А в это время за Бугом, в полукилометре от заставы, по всем правилам немецкого педантизма министерство внутренних дел Германской империи передавало границу «государственных интересов рейха» вермахту и его главному армейскому командованию. Министр Фрик сдавал границу главнокомандующему всех вооруженных сил Германии фельдмаршалу фон Браухичу.
В лесах, на просеках, в лощинах, просто на открытых полях от Перемышля до Устилуга и тут, на стыке Галиции с зеленой Волынью, 21 июня с наступлением темноты, а кое-где и раньше был прочитан приказ Гитлера о том, что германская армия в 3.00 по летнему европейскому времени должна перейти границу и ударить по Красной Армии.
То, чего, конечно, никак не могла бы увидеть сквозь густую темень июньской ночи Евдокия Гласова, чувствовал сердцем ее земляк-ивановец, боец тринадцатой заставы Николай Сорокин, бывший слесарь ткацкой фабрики «Красный Профинтерн», сын старого рабочего из Вичуги.
Уходя по ночам в наряд, Сорокин тоже слышал и ворчание немецких танков, и отдаленную канонаду проверяемых гитлеровцами тяжелых орудий, и, наконец, участившийся стук топоров в Черном лесу, где немецкие саперы готовили паромы.

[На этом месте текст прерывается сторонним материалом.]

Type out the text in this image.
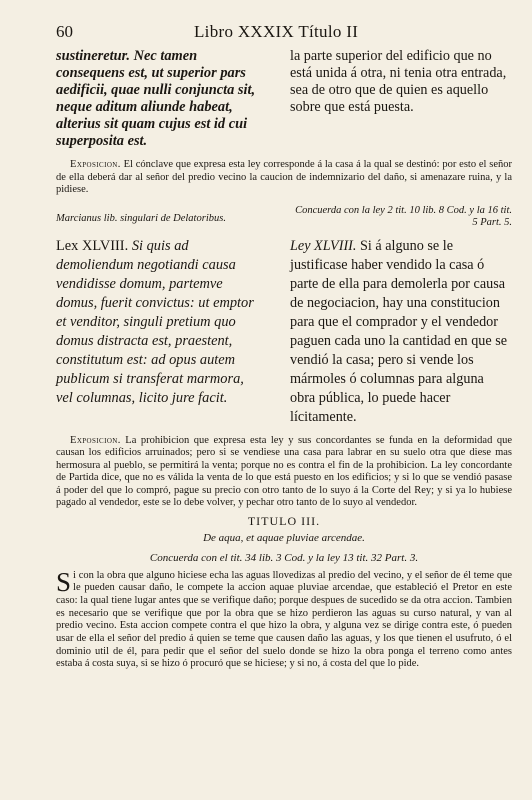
60	Libro XXXIX Título II

sustineretur. Nec tamen consequens est, ut superior pars aedificii, quae nulli conjuncta sit, neque aditum aliunde habeat, alterius sit quam cujus est id cui superposita est.

la parte superior del edificio que no está unida á otra, ni tenia otra entrada, sea de otro que de quien es aquello sobre que está puesta.

Exposicion. El cónclave que expresa esta ley corresponde á la casa á la qual se destinó: por esto el señor de ella deberá dar al señor del predio vecino la caucion de indemnizario del daño, si amenazare ruina, y la pidiese.

Marcianus lib. singulari de Delatoribus.

Concuerda con la ley 2 tit. 10 lib. 8 Cod. y la 16 tit. 5 Part. 5.

Lex XLVIII. Si quis ad demoliendum negotiandi causa vendidisse domum, partemve domus, fuerit convictus: ut emptor et venditor, singuli pretium quo domus distracta est, praestent, constitutum est: ad opus autem publicum si transferat marmora, vel columnas, licito jure facit.

Ley XLVIII. Si á alguno se le justificase haber vendido la casa ó parte de ella para demolerla por causa de negociacion, hay una constitucion para que el comprador y el vendedor paguen cada uno la cantidad en que se vendió la casa; pero si vende los mármoles ó columnas para alguna obra pública, lo puede hacer lícitamente.

Exposicion. La prohibicion que expresa esta ley y sus concordantes se funda en la deformidad que causan los edificios arruinados; pero si se vendiese una casa para labrar en su suelo otra que diese mas hermosura al pueblo, se permitirá la venta; porque no es contra el fin de la prohibicion. La ley concordante de Partida dice, que no es válida la venta de lo que está puesto en los edificios; y si lo que se vendió pasase á poder del que lo compró, pague su precio con otro tanto de lo suyo á la Corte del Rey; y si ya lo hubiese pagado al vendedor, este se lo debe volver, y pechar otro tanto de lo suyo al vendedor.

TITULO III.

De aqua, et aquae pluviae arcendae.

Concuerda con el tit. 34 lib. 3 Cod. y la ley 13 tit. 32 Part. 3.

S i con la obra que alguno hiciese echa las aguas llovedizas al predio del vecino, y el señor de él teme que le pueden causar daño, le compete la accion aquae pluviae arcendae, que estableció el Pretor en este caso: la qual tiene lugar antes que se verifique daño; porque despues de sucedido se da otra accion. Tambien es necesario que se verifique que por la obra que se hizo perdieron las aguas su curso natural, y van al predio vecino. Esta accion compete contra el que hizo la obra, y alguna vez se dirige contra este, ó pueden usar de ella el señor del predio á quien se teme que causen daño las aguas, y los que tienen el usufruto, ó el dominio util de él, para pedir que el señor del suelo donde se hizo la obra ponga el terreno como antes estaba á costa suya, si se hizo ó procuró que se hiciese; y si no, á costa del que lo pide.
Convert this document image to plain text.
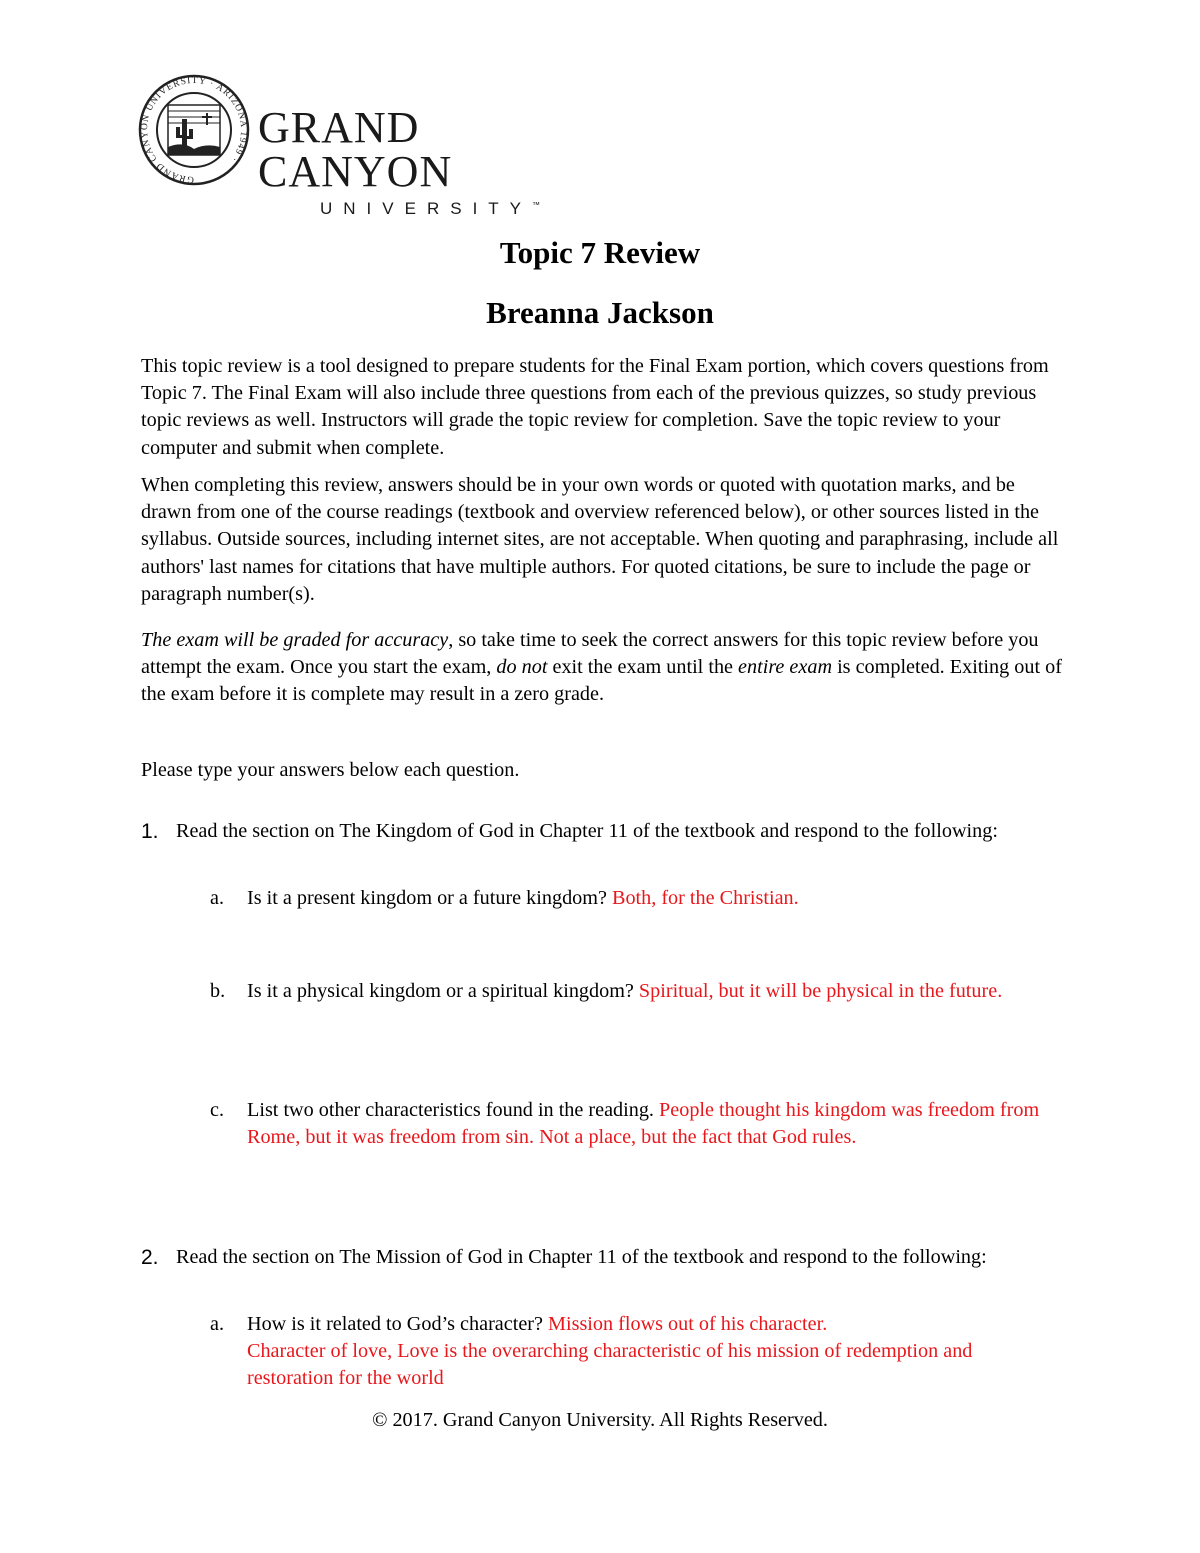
GRAND CANYON UNIVERSITY · ARIZONA 1949 ·
GRAND CANYON
UNIVERSITY™
Topic 7 Review
Breanna Jackson

This topic review is a tool designed to prepare students for the Final Exam portion, which covers questions from Topic 7. The Final Exam will also include three questions from each of the previous quizzes, so study previous topic reviews as well. Instructors will grade the topic review for completion. Save the topic review to your computer and submit when complete.

When completing this review, answers should be in your own words or quoted with quotation marks, and be drawn from one of the course readings (textbook and overview referenced below), or other sources listed in the syllabus. Outside sources, including internet sites, are not acceptable. When quoting and paraphrasing, include all authors' last names for citations that have multiple authors. For quoted citations, be sure to include the page or paragraph number(s).

The exam will be graded for accuracy, so take time to seek the correct answers for this topic review before you attempt the exam. Once you start the exam, do not exit the exam until the entire exam is completed. Exiting out of the exam before it is complete may result in a zero grade.

Please type your answers below each question.

1. Read the section on The Kingdom of God in Chapter 11 of the textbook and respond to the following:
a. Is it a present kingdom or a future kingdom? Both, for the Christian.
b. Is it a physical kingdom or a spiritual kingdom? Spiritual, but it will be physical in the future.
c. List two other characteristics found in the reading. People thought his kingdom was freedom from Rome, but it was freedom from sin. Not a place, but the fact that God rules.
2. Read the section on The Mission of God in Chapter 11 of the textbook and respond to the following:
a. How is it related to God’s character? Mission flows out of his character.
Character of love, Love is the overarching characteristic of his mission of redemption and restoration for the world
© 2017. Grand Canyon University. All Rights Reserved.
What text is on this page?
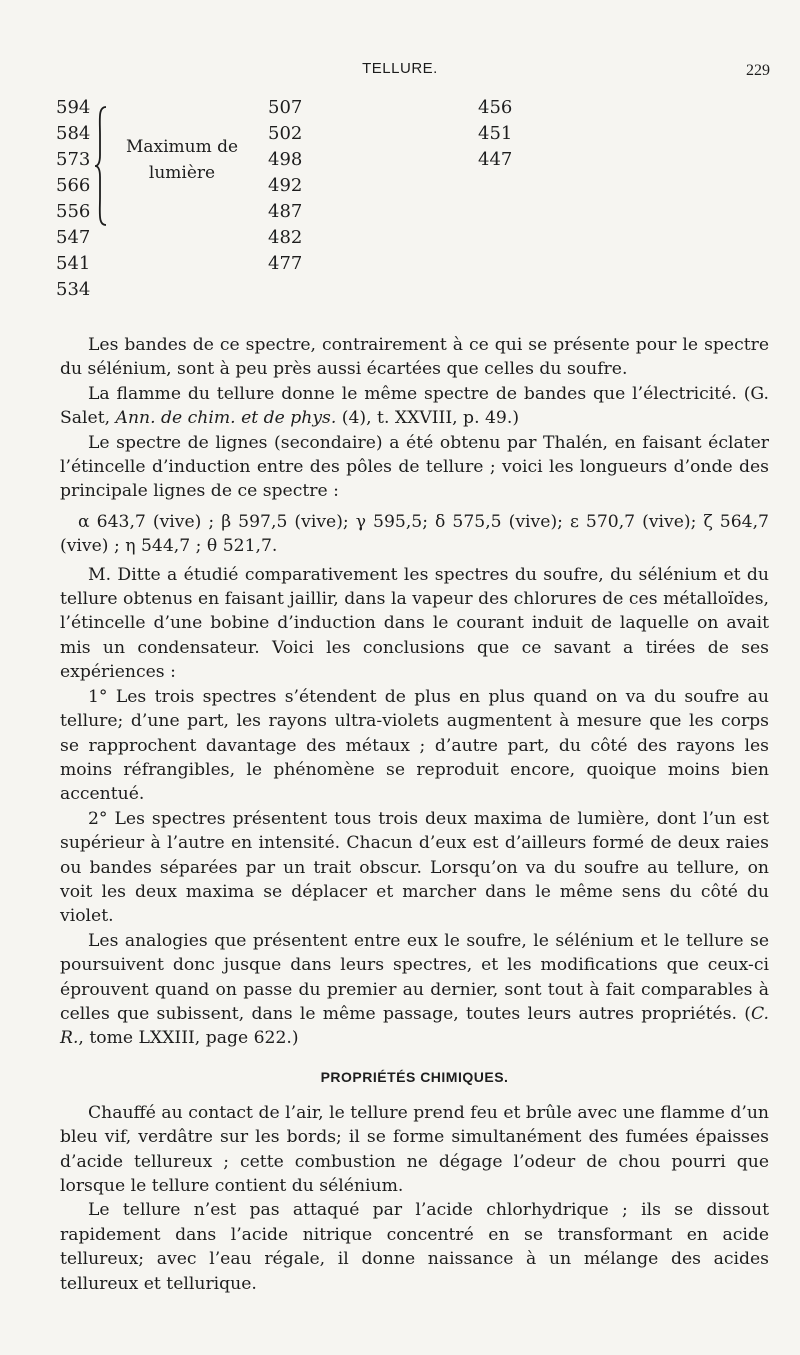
TELLURE.	229
594	507	456
584	502	451
573	498	447
566	492
556	487
547	482
541	477
534
Maximum de
lumière

Les bandes de ce spectre, contrairement à ce qui se présente pour le spectre du sélénium, sont à peu près aussi écartées que celles du soufre.

La flamme du tellure donne le même spectre de bandes que l’électricité. (G. Salet, Ann. de chim. et de phys. (4), t. XXVIII, p. 49.)

Le spectre de lignes (secondaire) a été obtenu par Thalén, en faisant éclater l’étincelle d’induction entre des pôles de tellure ; voici les longueurs d’onde des principale lignes de ce spectre :

α 643,7 (vive) ; β 597,5 (vive); γ 595,5; δ 575,5 (vive); ε 570,7 (vive); ζ 564,7 (vive) ; η 544,7 ; θ 521,7.

M. Ditte a étudié comparativement les spectres du soufre, du sélénium et du tellure obtenus en faisant jaillir, dans la vapeur des chlorures de ces métalloïdes, l’étincelle d’une bobine d’induction dans le courant induit de laquelle on avait mis un condensateur. Voici les conclusions que ce savant a tirées de ses expériences :

1° Les trois spectres s’étendent de plus en plus quand on va du soufre au tellure; d’une part, les rayons ultra-violets augmentent à mesure que les corps se rapprochent davantage des métaux ; d’autre part, du côté des rayons les moins réfrangibles, le phénomène se reproduit encore, quoique moins bien accentué.

2° Les spectres présentent tous trois deux maxima de lumière, dont l’un est supérieur à l’autre en intensité. Chacun d’eux est d’ailleurs formé de deux raies ou bandes séparées par un trait obscur. Lorsqu’on va du soufre au tellure, on voit les deux maxima se déplacer et marcher dans le même sens du côté du violet.

Les analogies que présentent entre eux le soufre, le sélénium et le tellure se poursuivent donc jusque dans leurs spectres, et les modifications que ceux-ci éprouvent quand on passe du premier au dernier, sont tout à fait comparables à celles que subissent, dans le même passage, toutes leurs autres propriétés. (C. R., tome LXXIII, page 622.)

PROPRIÉTÉS CHIMIQUES.

Chauffé au contact de l’air, le tellure prend feu et brûle avec une flamme d’un bleu vif, verdâtre sur les bords; il se forme simultanément des fumées épaisses d’acide tellureux ; cette combustion ne dégage l’odeur de chou pourri que lorsque le tellure contient du sélénium.

Le tellure n’est pas attaqué par l’acide chlorhydrique ; ils se dissout rapidement dans l’acide nitrique concentré en se transformant en acide tellureux; avec l’eau régale, il donne naissance à un mélange des acides tellureux et tellurique.
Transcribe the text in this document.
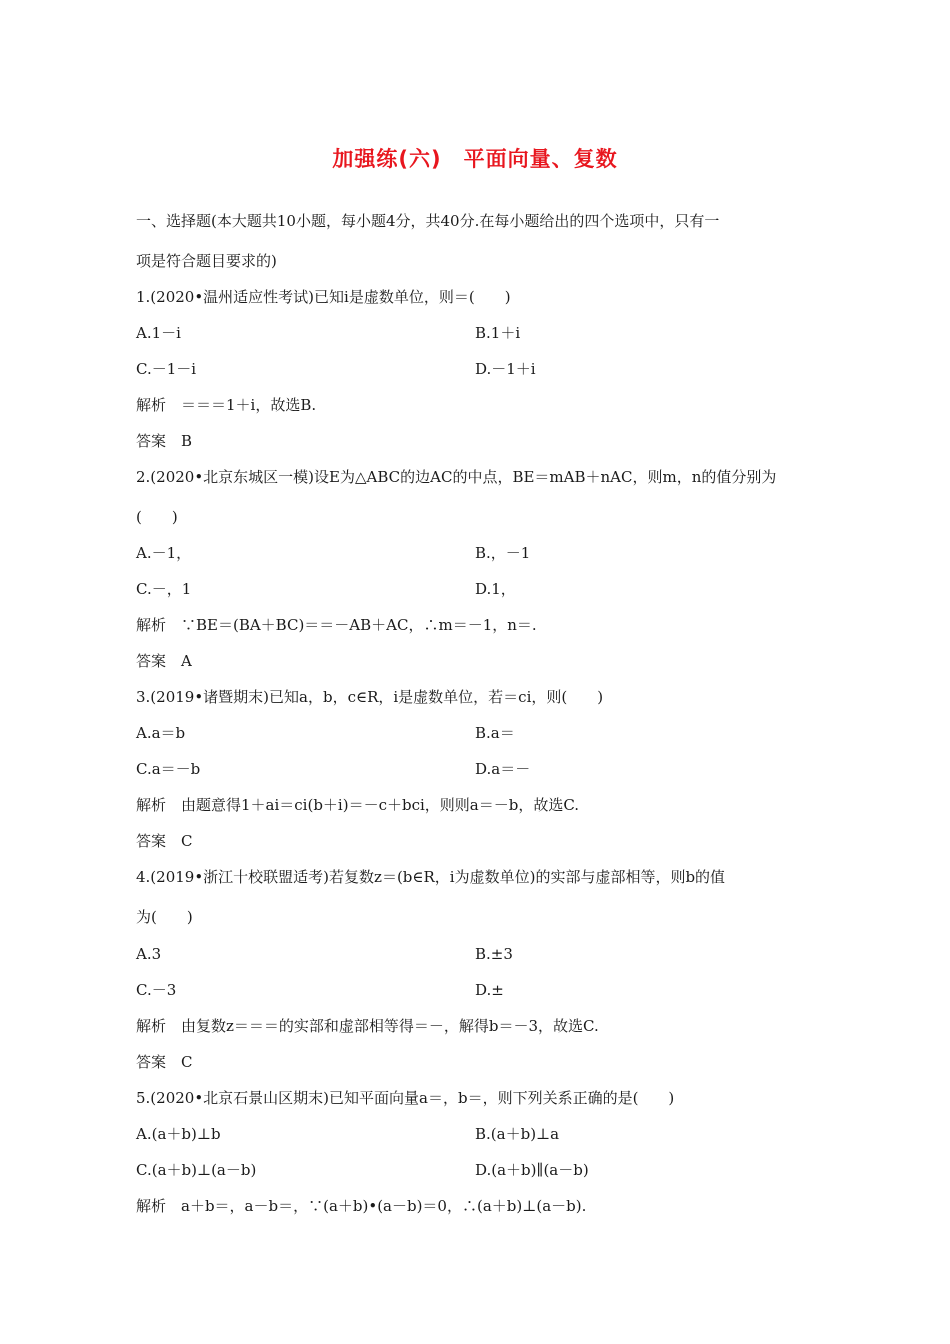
加强练(六)　平面向量、复数
一、选择题(本大题共10小题，每小题4分，共40分.在每小题给出的四个选项中，只有一
项是符合题目要求的)
1.(2020•温州适应性考试)已知i是虚数单位，则＝(　　)
A.1－i	B.1＋i
C.－1－i	D.－1＋i
解析　＝＝＝1＋i，故选B.
答案　B
2.(2020•北京东城区一模)设E为△ABC的边AC的中点，BE＝mAB＋nAC，则m，n的值分别为
(　　)
A.－1，	B.，－1
C.－，1	D.1，
解析　∵BE＝(BA＋BC)＝＝－AB＋AC，∴m＝－1，n＝.
答案　A
3.(2019•诸暨期末)已知a，b，c∈R，i是虚数单位，若＝ci，则(　　)
A.a＝b	B.a＝
C.a＝－b	D.a＝－
解析　由题意得1＋ai＝ci(b＋i)＝－c＋bci，则则a＝－b，故选C.
答案　C
4.(2019•浙江十校联盟适考)若复数z＝(b∈R，i为虚数单位)的实部与虚部相等，则b的值
为(　　)
A.3	B.±3
C.－3	D.±
解析　由复数z＝＝＝的实部和虚部相等得＝－，解得b＝－3，故选C.
答案　C
5.(2020•北京石景山区期末)已知平面向量a＝，b＝，则下列关系正确的是(　　)
A.(a＋b)⊥b	B.(a＋b)⊥a
C.(a＋b)⊥(a－b)	D.(a＋b)∥(a－b)
解析　a＋b＝，a－b＝，∵(a＋b)•(a－b)＝0，∴(a＋b)⊥(a－b).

В памяти Сорокина запечатлелся густой хвостатый след, оставленный высоко-высоко в чистом небе самолетом «фокке-вульф». На глазах у всех этот немецкий разведчик пролетел в пятницу над советской границей, временами удаляясь к Тартакову и к Каменке-Струмиловой и, должно быть, фотографируя все то, что его интересовало. Следя за полетом «фоки», Николай Сорокин сказал своему товарищу по заставе Никитину:
— Ну, быть войне!..
Сейчас, когда Евдокия Гласова вошла в помещение заставы, Николай Сорокин, вешая себе на грудь новенький автомат, сказал ей:
— С легким паром!
Собираясь в наряд, он снял с пирамиды ракетницу. Протер ствол ветошью.
Гласова хорошо запомнила, что, перед тем как перешагнуть порог и исчезнуть во тьме, Сорокин сказал ее мужу:
— Что-то тревожно мне сегодня. Так сердце и ноет, почему-то муторно на душе.
И что было особенно странно, Сорокин при этом улыбнулся. Его большое смуглое лицо с глубокими глазами и раскрыльями черных изогнутых бровей светилось доброй улыбкой.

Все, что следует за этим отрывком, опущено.